Monday, September 29, 2008

It's not regulation, it's the incentive system

The press, the pundits, and both presidential campaigns have been recently talking incessantly about regulating the financial industry. Here's a representative quote from today's NY Times:

"The swaps market has been unregulated. It has been just a lot of people making bets with one another. Some of them made incredibly fortunate payoff wagers against the mortgage bonds, using credit-default swaps as their wagering vehicle."

Although it is not stated, the implicit assumption in this article is that if the credit swaps WERE regulated, the market collapse could have been avoided. Which makes me wonder - wouldn't people just trade in a different unregulated security then? Swapped collared credit swap swaps :-)? The moment the game is defined, people will always find a way around the rules...

I think that the real reason for the financial disaster (it is actually more of a monetary crisis, but that's a topic for a different post) is that there is a broad incentive for managers in the US to underprice or outright ignore the risk associated with their decision.

It is in the structure of the compensation system: the upside of an action that produces very positive short-term effect but is detrimental long-term is higher than that of an action that results in steady, predictable, but not exceptional output. Corporate manager, a rational being when it comes to money, starts exhibiting the behavior that is better correlated with a speculator rather than a long-term investor.

(More here:

How this can be solved? Not with regulation of financial assets, that's for sure. The problem isn't even financial - it is endemic to every US enterprise, Wall Street or otherwise, and is rooted to a simple fact that a huge cash infusion in the form of a bonus is better than a steady stream of "just decent" salary.

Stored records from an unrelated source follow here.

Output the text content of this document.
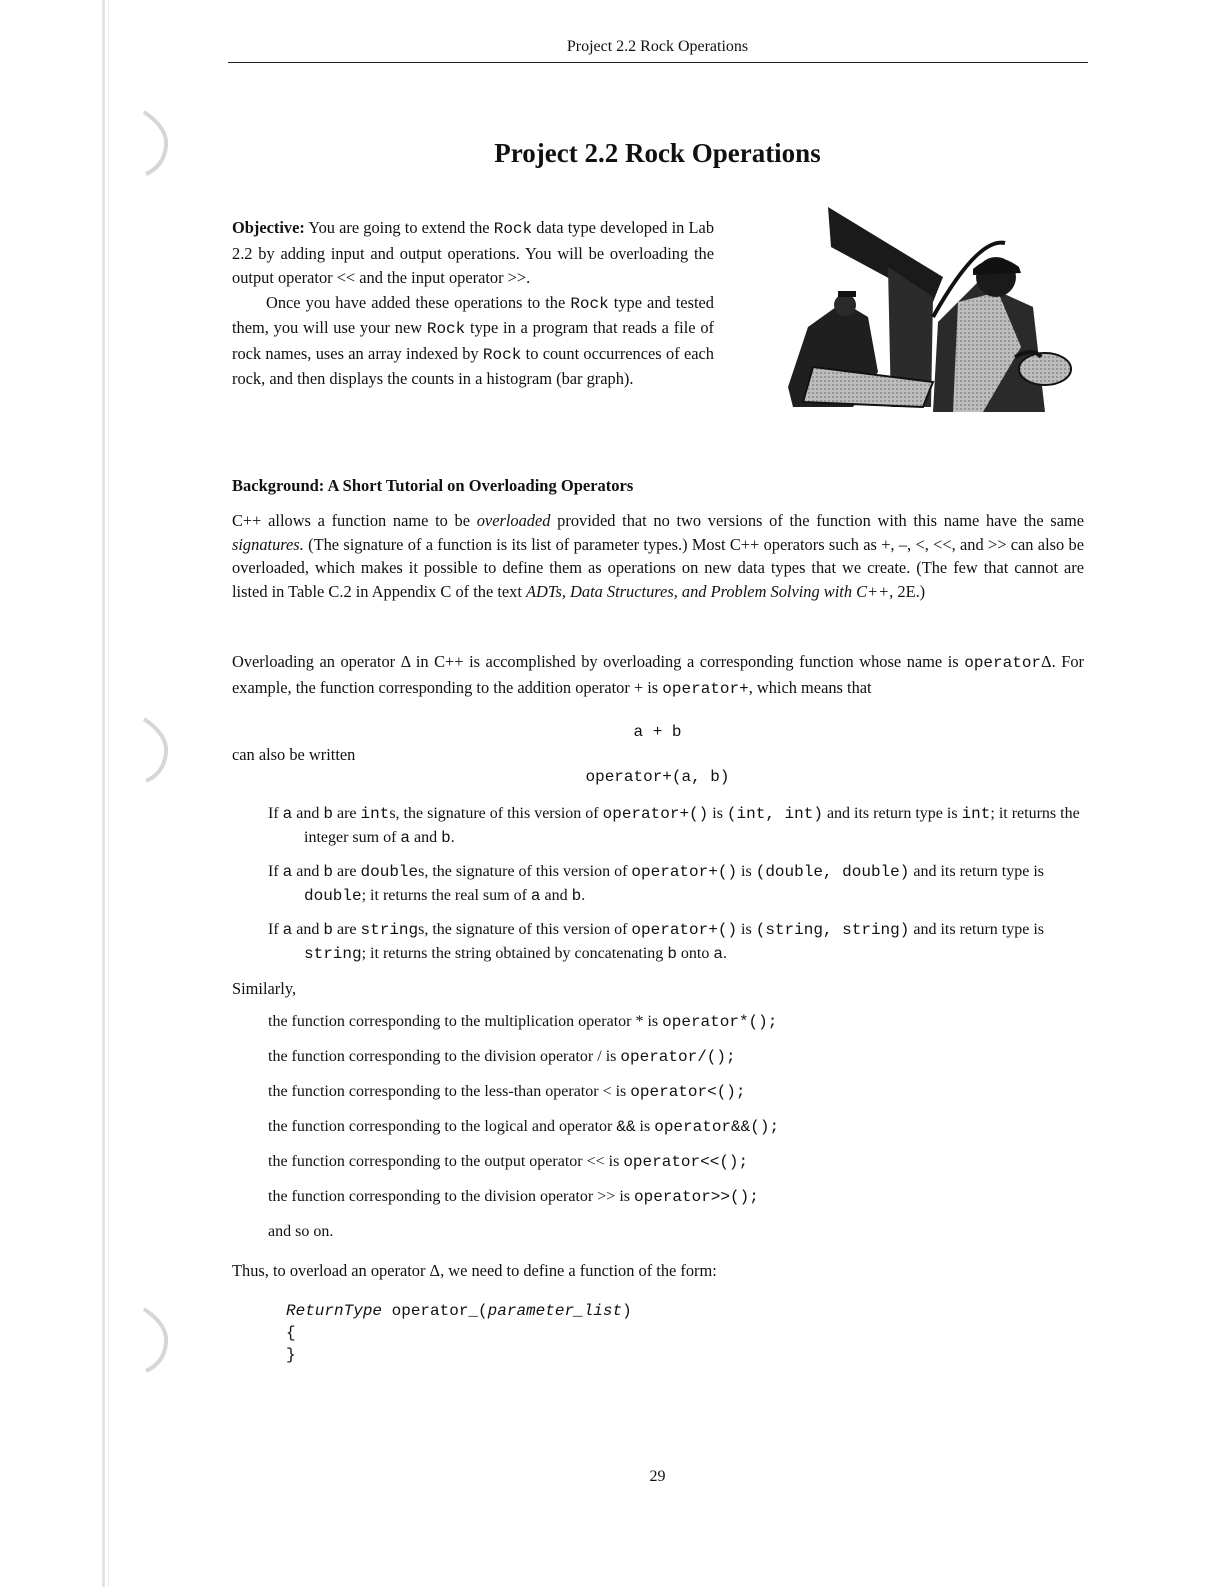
Project 2.2 Rock Operations
Project 2.2 Rock Operations

Objective: You are going to extend the Rock data type developed in Lab 2.2 by adding input and output operations. You will be overloading the output operator << and the input operator >>.

Once you have added these operations to the Rock type and tested them, you will use your new Rock type in a program that reads a file of rock names, uses an array indexed by Rock to count occurrences of each rock, and then displays the counts in a histogram (bar graph).

Background: A Short Tutorial on Overloading Operators

C++ allows a function name to be overloaded provided that no two versions of the function with this name have the same signatures. (The signature of a function is its list of parameter types.) Most C++ operators such as +, –, <, <<, and >> can also be overloaded, which makes it possible to define them as operations on new data types that we create. (The few that cannot are listed in Table C.2 in Appendix C of the text ADTs, Data Structures, and Problem Solving with C++, 2E.)

Overloading an operator Δ in C++ is accomplished by overloading a corresponding function whose name is operatorΔ. For example, the function corresponding to the addition operator + is operator+, which means that

a + b
can also be written
operator+(a, b)
If a and b are ints, the signature of this version of operator+() is (int, int) and its return type is int; it returns the integer sum of a and b.
If a and b are doubles, the signature of this version of operator+() is (double, double) and its return type is double; it returns the real sum of a and b.
If a and b are strings, the signature of this version of operator+() is (string, string) and its return type is string; it returns the string obtained by concatenating b onto a.
Similarly,
the function corresponding to the multiplication operator * is operator*();
the function corresponding to the division operator / is operator/();
the function corresponding to the less-than operator < is operator<();
the function corresponding to the logical and operator && is operator&&();
the function corresponding to the output operator << is operator<<();
the function corresponding to the division operator >> is operator>>();
and so on.
Thus, to overload an operator Δ, we need to define a function of the form:
ReturnType operator_(parameter_list)
{
}
29
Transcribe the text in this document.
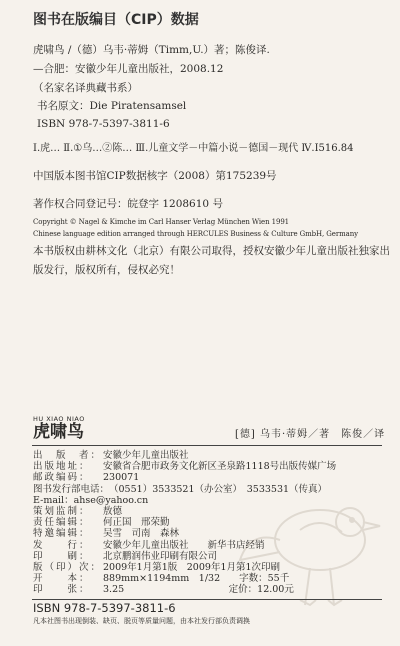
图书在版编目（CIP）数据
虎啸鸟 /（德）乌韦·蒂姆（Timm,U.）著；陈俊译.
—合肥：安徽少年儿童出版社，2008.12
（名家名译典藏书系）
书名原文：Die Piratensamsel
ISBN 978-7-5397-3811-6
Ⅰ.虎… Ⅱ.①乌…②陈… Ⅲ.儿童文学－中篇小说－德国－现代 Ⅳ.I516.84
中国版本图书馆CIP数据核字（2008）第175239号
著作权合同登记号：皖登字 1208610 号
Copyright © Nagel & Kimche im Carl Hanser Verlag München Wien 1991
Chinese language edition arranged through HERCULES Business & Culture GmbH, Germany
本书版权由耕林文化（北京）有限公司取得，授权安徽少年儿童出版社独家出
版发行，版权所有，侵权必究！
HU XIAO NIAO
虎啸鸟	[德] 乌韦·蒂姆／著　陈俊／译
出　版　者：安徽少年儿童出版社
出版地址： 安徽省合肥市政务文化新区圣泉路1118号出版传媒广场
邮政编码： 230071
图书发行部电话：（0551）3533521（办公室）　3533531（传真）
E-mail：ahse@yahoo.cn
策划监制： 敖德
责任编辑： 何正国　邢荣勤
特邀编辑： 吴雪　司南　森林
发　　行： 安徽少年儿童出版社　　新华书店经销
印　　刷： 北京鹏润伟业印刷有限公司
版（印）次：2009年1月第1版　2009年1月第1次印刷
开　　本： 889mm×1194mm　1/32　　字数：55千
印　　张： 3.25　　　　　　　　　　　定价：12.00元
ISBN 978-7-5397-3811-6
凡本社图书出现倒装、缺页、脱页等质量问题，由本社发行部负责调换
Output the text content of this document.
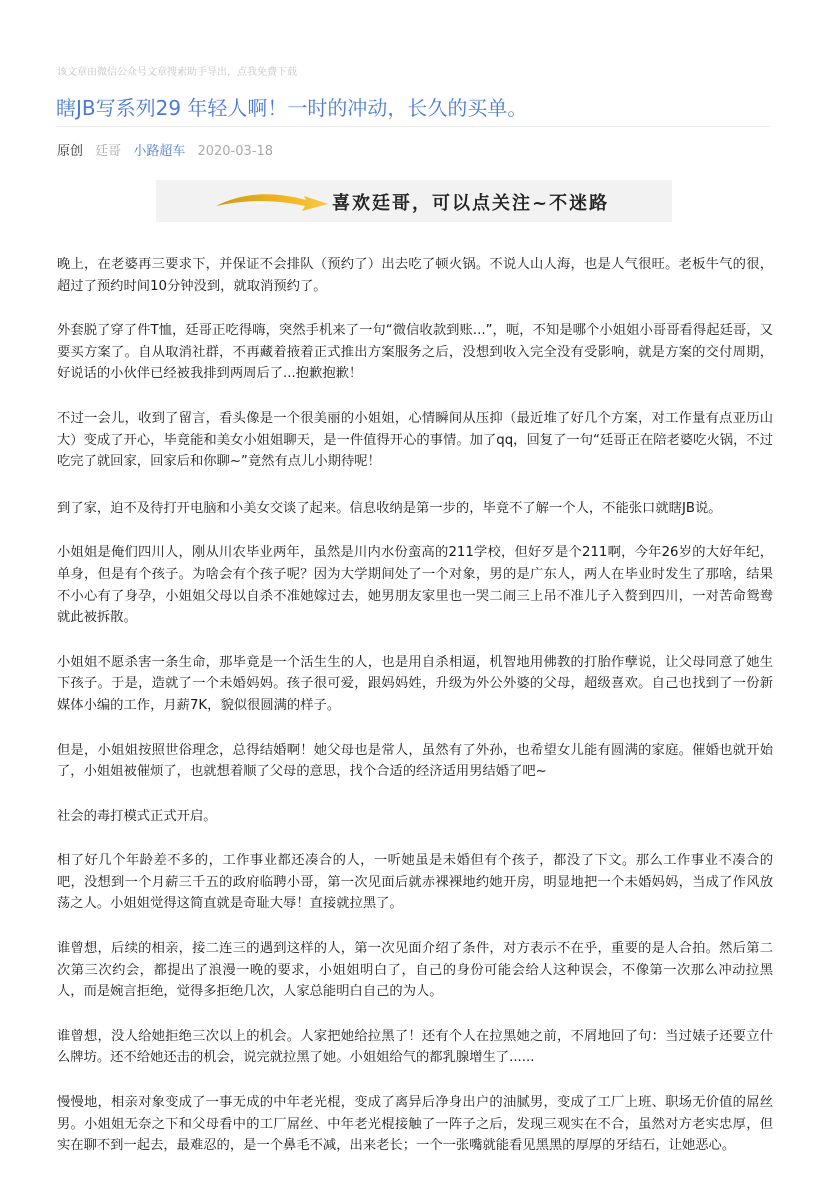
该文章由微信公众号文章搜索助手导出，点我免费下载
瞎JB写系列29 年轻人啊！一时的冲动，长久的买单。
原创 廷哥 小路超车 2020-03-18
喜欢廷哥，可以点关注~不迷路

晚上，在老婆再三要求下，并保证不会排队（预约了）出去吃了顿火锅。不说人山人海，也是人气很旺。老板牛气的很，超过了预约时间10分钟没到，就取消预约了。

外套脱了穿了件T恤，廷哥正吃得嗨，突然手机来了一句“微信收款到账...”，呃，不知是哪个小姐姐小哥哥看得起廷哥，又要买方案了。自从取消社群，不再藏着掖着正式推出方案服务之后，没想到收入完全没有受影响，就是方案的交付周期，好说话的小伙伴已经被我排到两周后了...抱歉抱歉！

不过一会儿，收到了留言，看头像是一个很美丽的小姐姐，心情瞬间从压抑（最近堆了好几个方案，对工作量有点亚历山大）变成了开心，毕竟能和美女小姐姐聊天，是一件值得开心的事情。加了qq，回复了一句“廷哥正在陪老婆吃火锅，不过吃完了就回家，回家后和你聊~”竟然有点儿小期待呢！

到了家，迫不及待打开电脑和小美女交谈了起来。信息收纳是第一步的，毕竟不了解一个人，不能张口就瞎JB说。

小姐姐是俺们四川人，刚从川农毕业两年，虽然是川内水份蛮高的211学校，但好歹是个211啊，今年26岁的大好年纪，单身，但是有个孩子。为啥会有个孩子呢？因为大学期间处了一个对象，男的是广东人，两人在毕业时发生了那啥，结果不小心有了身孕，小姐姐父母以自杀不准她嫁过去，她男朋友家里也一哭二闹三上吊不准儿子入赘到四川，一对苦命鸳鸯就此被拆散。

小姐姐不愿杀害一条生命，那毕竟是一个活生生的人，也是用自杀相逼，机智地用佛教的打胎作孽说，让父母同意了她生下孩子。于是，造就了一个未婚妈妈。孩子很可爱，跟妈妈姓，升级为外公外婆的父母，超级喜欢。自己也找到了一份新媒体小编的工作，月薪7K，貌似很圆满的样子。

但是，小姐姐按照世俗理念，总得结婚啊！她父母也是常人，虽然有了外孙，也希望女儿能有圆满的家庭。催婚也就开始了，小姐姐被催烦了，也就想着顺了父母的意思，找个合适的经济适用男结婚了吧~

社会的毒打模式正式开启。

相了好几个年龄差不多的，工作事业都还凑合的人，一听她虽是未婚但有个孩子，都没了下文。那么工作事业不凑合的吧，没想到一个月薪三千五的政府临聘小哥，第一次见面后就赤裸裸地约她开房，明显地把一个未婚妈妈，当成了作风放荡之人。小姐姐觉得这简直就是奇耻大辱！直接就拉黑了。

谁曾想，后续的相亲，接二连三的遇到这样的人，第一次见面介绍了条件，对方表示不在乎，重要的是人合拍。然后第二次第三次约会，都提出了浪漫一晚的要求，小姐姐明白了，自己的身份可能会给人这种误会，不像第一次那么冲动拉黑人，而是婉言拒绝，觉得多拒绝几次，人家总能明白自己的为人。

谁曾想，没人给她拒绝三次以上的机会。人家把她给拉黑了！还有个人在拉黑她之前，不屑地回了句：当过婊子还要立什么牌坊。还不给她还击的机会，说完就拉黑了她。小姐姐给气的都乳腺增生了......

慢慢地，相亲对象变成了一事无成的中年老光棍，变成了离异后净身出户的油腻男，变成了工厂上班、职场无价值的屌丝男。小姐姐无奈之下和父母看中的工厂屌丝、中年老光棍接触了一阵子之后，发现三观实在不合，虽然对方老实忠厚，但实在聊不到一起去，最难忍的，是一个鼻毛不减，出来老长；一个一张嘴就能看见黑黑的厚厚的牙结石，让她恶心。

One way to address it would be to make executive salary based on very long-term performance of the enterprise, for example, to eliminate stock-based compensation entirely, and make cash compensation dependent on 5-year average growth of stock price.

Government of course cannot do this - it would be up to the boards of individual corporations. Boards unfortunately are not known for the sort of the leadership this would require: it might have something to do with the fact that they are recruited by the very same CEOs whose compensation they are supposed to regulate.

What government CAN do is eliminate the attractiveness of huge cash infusions - for example, by raising the taxes for people making more than 10M/year to 90%. Then 1M/year for 10 years becomes much more attractive than 10M in the first year and 0 afterwards. This could actually realign the incentives of executive class to be more inline with those of the shareholders.

To free the economy from its dependency on bubbles, we need to move the country to a pre-Reagan tax structure.